Ontsteking: Deel van het immuunsysteem van het lichaam bedoeld om schadelijke stoffen te elimineren. Bij zeldzame neuro-immuunziekten valt het immuunsysteem per ongeluk de hersenen, het ruggenmerg of de oogzenuw aan, waardoor ontstekingen in deze gebieden ontstaan.

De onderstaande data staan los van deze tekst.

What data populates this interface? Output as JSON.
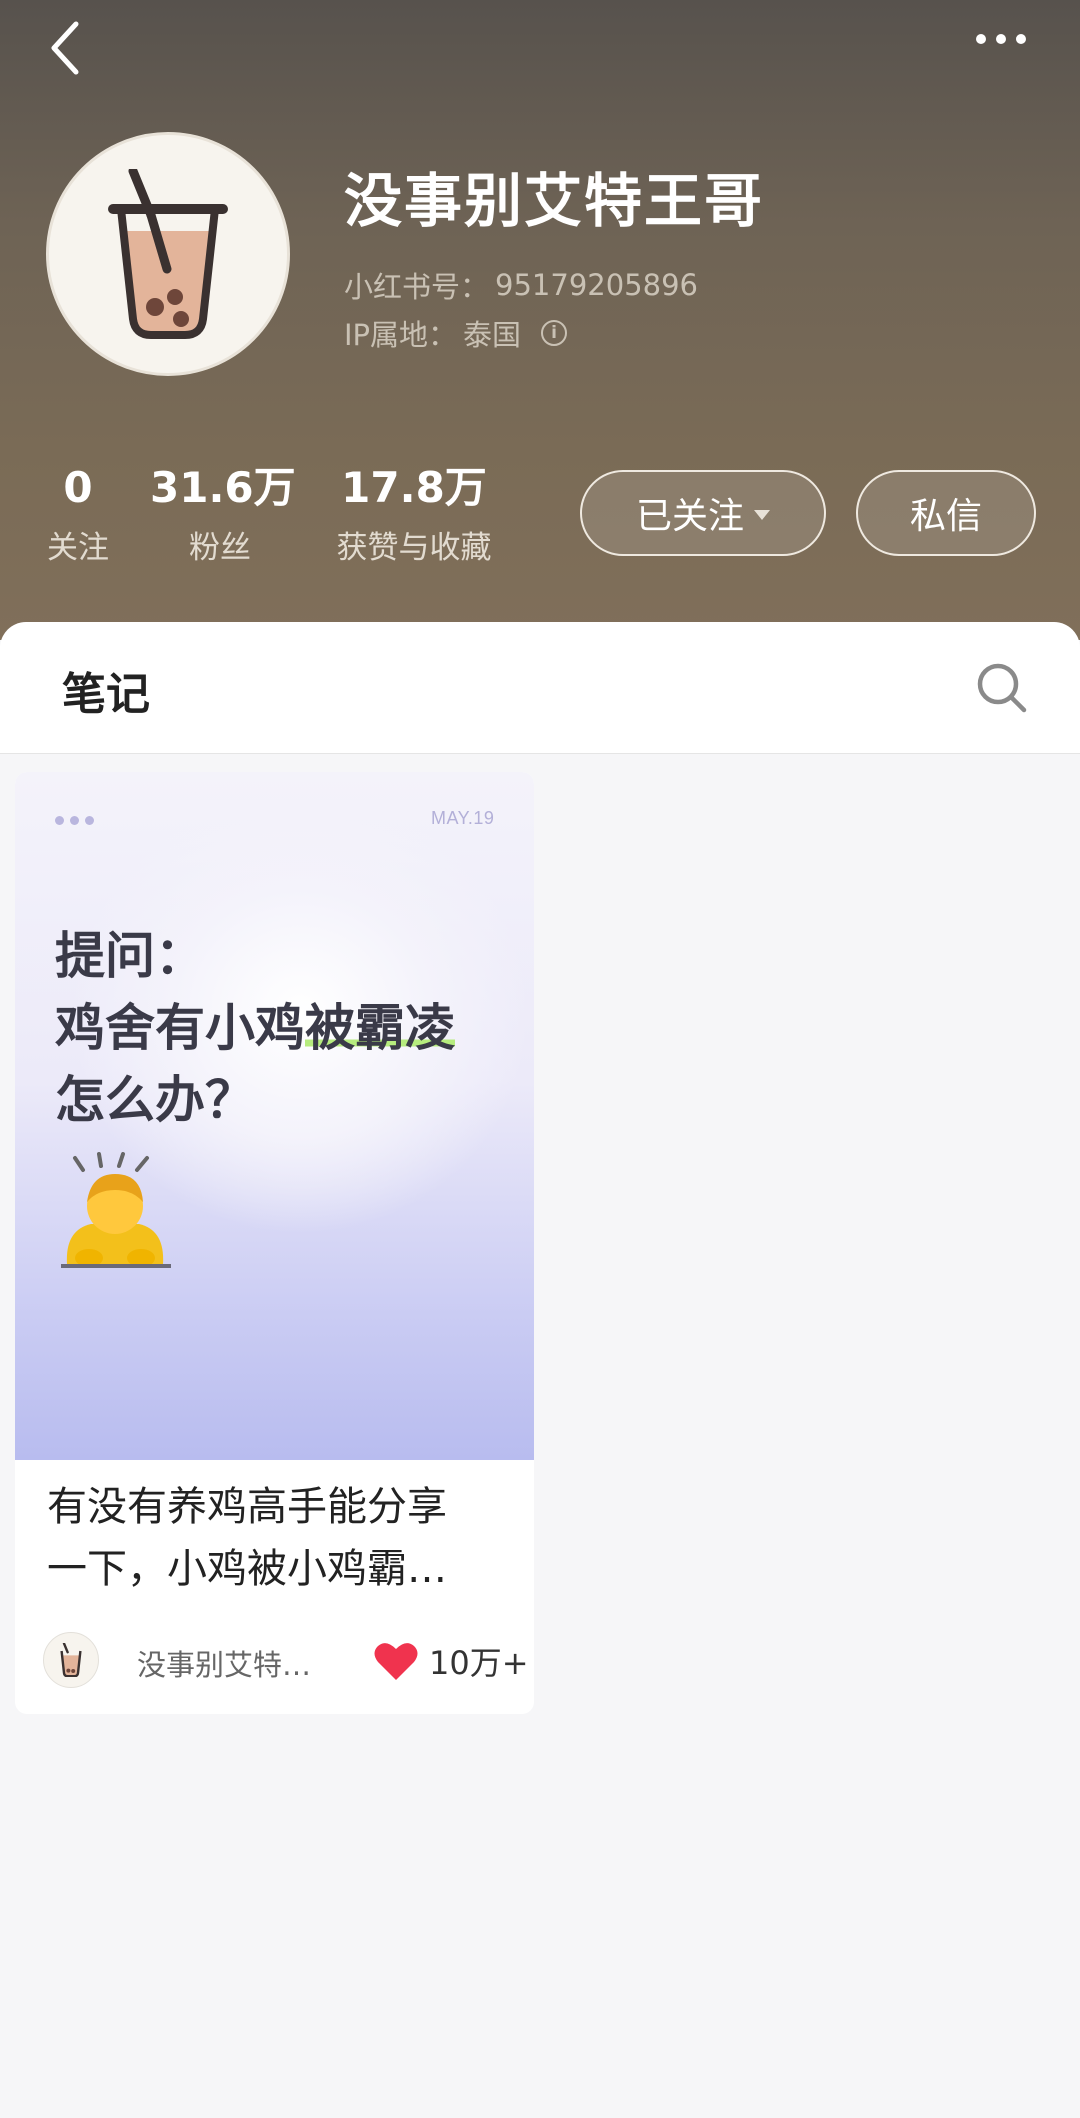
{
  "profile": {
    "nickname": "没事别艾特王哥",
    "red_id_label": "小红书号：",
    "red_id": "95179205896",
    "ip_label": "IP属地：",
    "ip_location": "泰国"
  },
  "stats": [
    {
      "value": "0",
      "label": "关注"
    },
    {
      "value": "31.6万",
      "label": "粉丝"
    },
    {
      "value": "17.8万",
      "label": "获赞与收藏"
    }
  ],
  "actions": {
    "follow_label": "已关注",
    "message_label": "私信"
  },
  "tabs": {
    "notes_label": "笔记"
  },
  "note": {
    "cover": {
      "date": "MAY.19",
      "title_lines": [
        "提问：",
        "鸡舍有小鸡",
        "被霸凌",
        "怎么办？"
      ]
    },
    "title_line1": "有没有养鸡高手能分享",
    "title_line2": "一下，小鸡被小鸡霸…",
    "author": "没事别艾特…",
    "likes": "10万+"
  },
  "colors": {
    "header_bg": "#6e6355",
    "like_heart": "#f0334e",
    "highlight": "#b6ec7e"
  },
  "icons": [
    "chevron-left-icon",
    "more-dots-icon",
    "milk-tea-icon",
    "info-icon",
    "caret-down-icon",
    "search-icon",
    "person-bowing-icon",
    "heart-icon"
  ]
}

WanordeGebieden van CZS-betrokkenheidSpecifieke diagnostische testsTerugvallend of monofasischLopende immunosuppressie geïndiceerd?
ADEMHersenen
Ruggengraat
Optische zenuw
Geen indien monofasisch

___________________________

MOG-antilichaam

Indien MOG negatief 6-12 maanden na aanvang, typisch monofasisch

__________________________

Als MOG positief is 6-12 maanden na het begin, kan het recidiverend zijn (MOGAD)

Nee

_________________________

Ja

AFMRuggenmerg (voornamelijk grijze stof)Enterovirus PCR in CSF (hoewel het virus erg moeilijk te isoleren is), positief enterovirus/rhinovirus op respiratoir monster is ondersteunendMonofasischNee
MOGADHersenen
Ruggengraat
Optische zenuw
MOG-antilichaamOnzeker, persistentie van MOG-antilichamen wordt geassocieerd met recidiverende ziekteJa, als er terugvallen optreden
MSHersenen
Ruggengraat
Optische zenuw
Geen, hoewel CSF-oligoklonale banden ondersteunend zijnTerugvalJa
NMOSDHersenen
Ruggenmerg (meestal laesies met een lengte van meer dan 3 wervelsegmenten)
Optische zenuw
Aquaporine-4 antilichaamTerugvalJa
ONOptische zenuwGeenHangt ervan af of ON een onderdeel is van MS, NMOSD of MOGADMeestal wel als het terugvalt
TMRuggenmerg (voornamelijk witte stof)GeenMonofasisch

_________________

In zeer zeldzame gevallen kan recidiverend zijn

Nee

__________________

Van geval tot geval

Auteur

Dr. Cynthia Wang behaalde haar medische graad aan het Southwestern Medical Center van de Universiteit van Texas in Dallas, Texas en voltooide een opleiding kindergeneeskunde en kinderneurologie in het Mott Children's Hospital, University of Michigan Health System in Ann Arbor, Michigan. Dr. Cynthia Wang voltooide haar James T. Lubin Fellowship onder het mentorschap van Dr. Benjamin Greenberg aan de University of Texas Southwestern and Children's Health. Haar onderzoeksstudie was een prospectieve, longitudinale studie naar acute gedissemineerde encefalomyelitis (ADEM) om de klinische kenmerken, behandelmethoden en vervolginterventies te identificeren die geassocieerd zijn met betere en slechtere patiëntgerichte resultaten.